Wimbledon: Six fois victorieuses ensemble sur le gazon londonien, Serena et Venus Williams disputeront le double sur invitation des organisateurs
Le pays organisateur des Jeux peut octroyer une invitation
Sur le papier, un retour olympique à domicile n’est donc pas totalement impossible. Le pays organisateur bénéficie en effet d’une certaine marge de manœuvre pour inviter une paire qui ne remplirait pas forcément tous les critères classiques de qualification. Un argument qui pourrait jouer en faveur des Américaines si elles décidaient de prolonger l’aventure.
Mais à 48 ans pour Venus et 46 pour Serena en 2028, le défi serait évidemment immense. Alors, rêve romantique ou véritable projet sportif ? Dominique Monami, notre consultante, reste prudente.

« On est seulement en juin 2026 et beaucoup de choses peuvent se passer d’ici Los Angeles. Deux ans, c’est long. Personnellement, je suis assez sceptique qu’elles aillent jusque-là », explique l’ancienne neuvième mondiale.

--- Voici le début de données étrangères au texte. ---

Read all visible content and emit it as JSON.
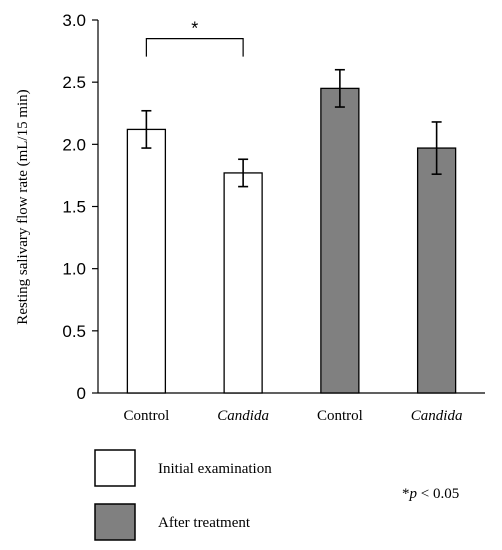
{
  "chart_data": {
    "type": "bar",
    "title": "",
    "ylabel": "Resting salivary flow rate (mL/15 min)",
    "xlabel": "",
    "ylim": [
      0,
      3.0
    ],
    "yticks": [
      "0",
      "0.5",
      "1.0",
      "1.5",
      "2.0",
      "2.5",
      "3.0"
    ],
    "grid": false,
    "categories": [
      {
        "label": "Control",
        "italic": false
      },
      {
        "label": "Candida",
        "italic": true
      },
      {
        "label": "Control",
        "italic": false
      },
      {
        "label": "Candida",
        "italic": true
      }
    ],
    "bars": [
      {
        "category_index": 0,
        "series": "Initial examination",
        "value": 2.12,
        "error": 0.15
      },
      {
        "category_index": 1,
        "series": "Initial examination",
        "value": 1.77,
        "error": 0.11
      },
      {
        "category_index": 2,
        "series": "After treatment",
        "value": 2.45,
        "error": 0.15
      },
      {
        "category_index": 3,
        "series": "After treatment",
        "value": 1.97,
        "error": 0.21
      }
    ],
    "series": [
      {
        "name": "Initial examination",
        "color": "#ffffff"
      },
      {
        "name": "After treatment",
        "color": "#808080"
      }
    ],
    "significance": {
      "from_index": 0,
      "to_index": 1,
      "marker": "*",
      "bracket_value": 2.85
    },
    "legend_placement": "bottom-left",
    "annotation_p": "p",
    "annotation_prefix": "*",
    "annotation_value": " < 0.05"
  }
}
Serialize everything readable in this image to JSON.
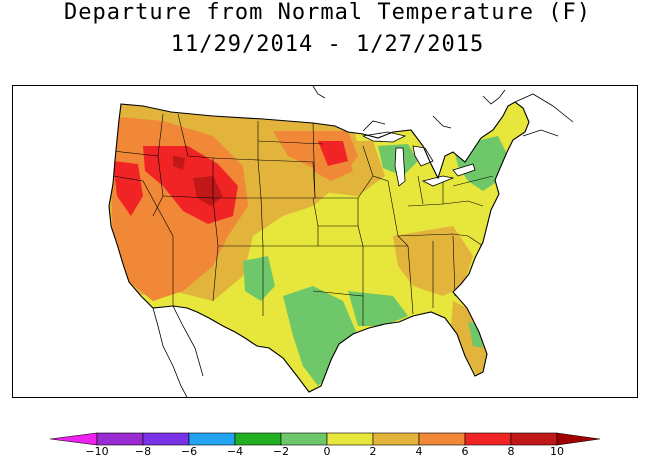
{
  "title": {
    "line1": "Departure from Normal Temperature (F)",
    "line2": "11/29/2014 - 1/27/2015"
  },
  "legend": {
    "ticks": [
      "-10",
      "-8",
      "-6",
      "-4",
      "-2",
      "0",
      "2",
      "4",
      "6",
      "8",
      "10"
    ],
    "bin_colors": [
      "#ee22ee",
      "#9a2bd2",
      "#7a32e6",
      "#24a4f0",
      "#22b022",
      "#6ec86a",
      "#e6e63c",
      "#e2b43c",
      "#f08838",
      "#f02424",
      "#c01818",
      "#a00000"
    ]
  },
  "map": {
    "region": "Contiguous United States",
    "colors": {
      "land_base": "#e6e63c",
      "warm_4_6": "#f08838",
      "warm_2_4": "#e2b43c",
      "warm_6_8": "#f02424",
      "warm_8_10": "#c01818",
      "cool_m2_0": "#6ec86a",
      "boundary": "#000000"
    }
  }
}
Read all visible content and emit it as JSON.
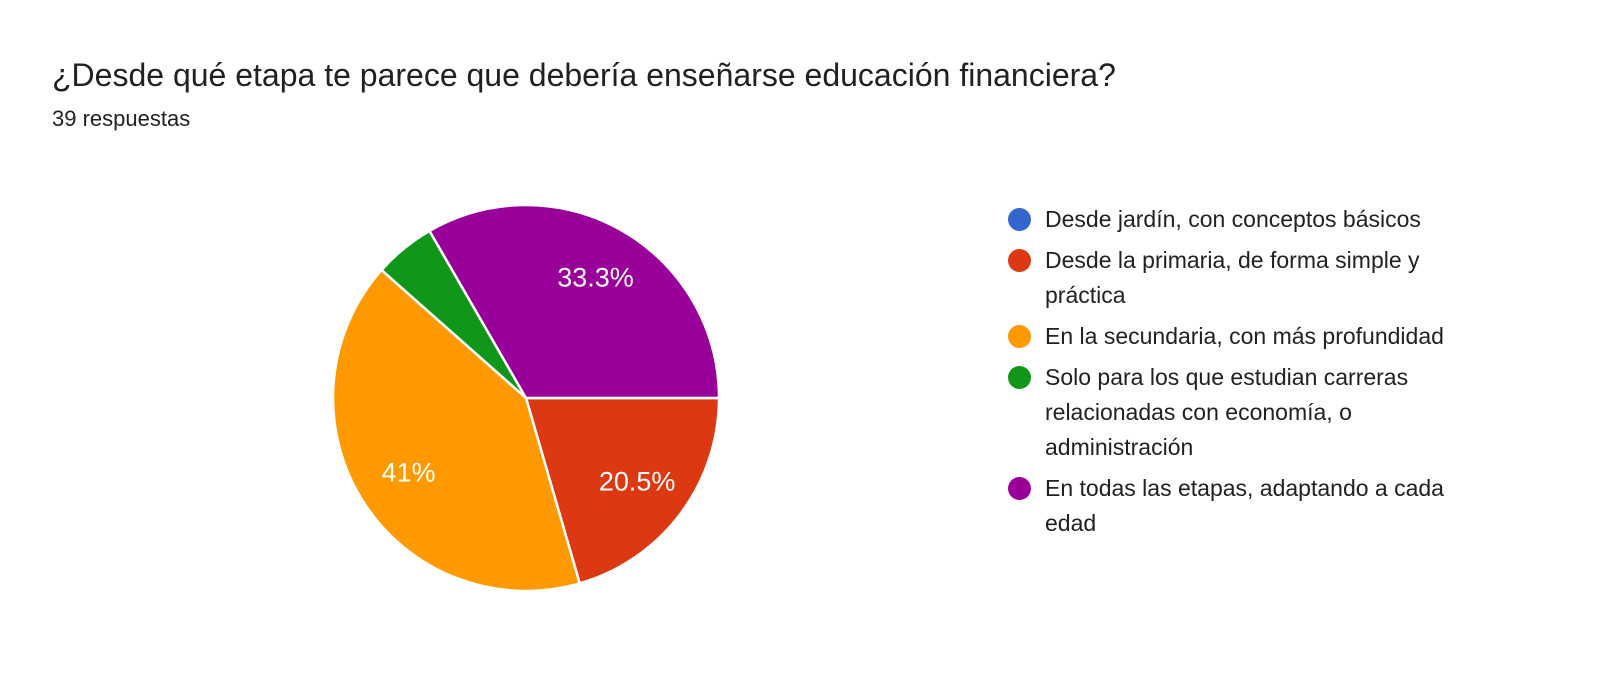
{
  "header": {
    "title": "¿Desde qué etapa te parece que debería enseñarse educación financiera?",
    "responses_count": "39 respuestas"
  },
  "chart_data": {
    "type": "pie",
    "title": "¿Desde qué etapa te parece que debería enseñarse educación financiera?",
    "subtitle": "39 respuestas",
    "total_responses": 39,
    "legend_position": "right",
    "start_angle_deg": 0,
    "start_at": "3-oclock",
    "direction": "clockwise",
    "slice_border_color": "#ffffff",
    "label_color": "#ffffff",
    "slices": [
      {
        "label": "Desde jardín, con conceptos básicos",
        "value": 0,
        "pct": 0,
        "pct_label": "",
        "color": "#3366CC"
      },
      {
        "label": "Desde la primaria, de forma simple y práctica",
        "value": 8,
        "pct": 20.5,
        "pct_label": "20.5%",
        "color": "#DC3912"
      },
      {
        "label": "En la secundaria, con más profundidad",
        "value": 16,
        "pct": 41,
        "pct_label": "41%",
        "color": "#FF9900"
      },
      {
        "label": "Solo para los que estudian carreras relacionadas con economía, o administración",
        "value": 2,
        "pct": 5.1,
        "pct_label": "",
        "color": "#109618"
      },
      {
        "label": "En todas las etapas, adaptando a cada edad",
        "value": 13,
        "pct": 33.3,
        "pct_label": "33.3%",
        "color": "#990099"
      }
    ]
  },
  "colors": {
    "background": "#ffffff",
    "title_text": "#212121",
    "legend_text": "#212121"
  }
}
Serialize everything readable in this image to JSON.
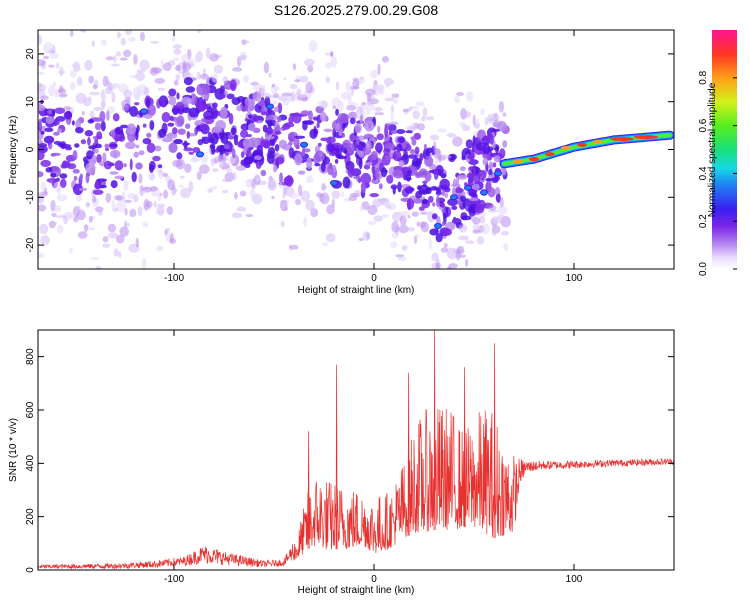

Avant de se prononcer davantage, elle attend surtout de voir ce que donnera leur retour sur le gazon londonien. « Je vais d’abord regarder Wimbledon. Mais c’est spécial de se dire qu’elles pourraient repartir jusqu’à Los Angeles. C’est presque surréaliste. Ça me replonge 26 ans en arrière, puisque je les avais jouées avec Els Callens en demi-finale aux Jeux de Sydney. »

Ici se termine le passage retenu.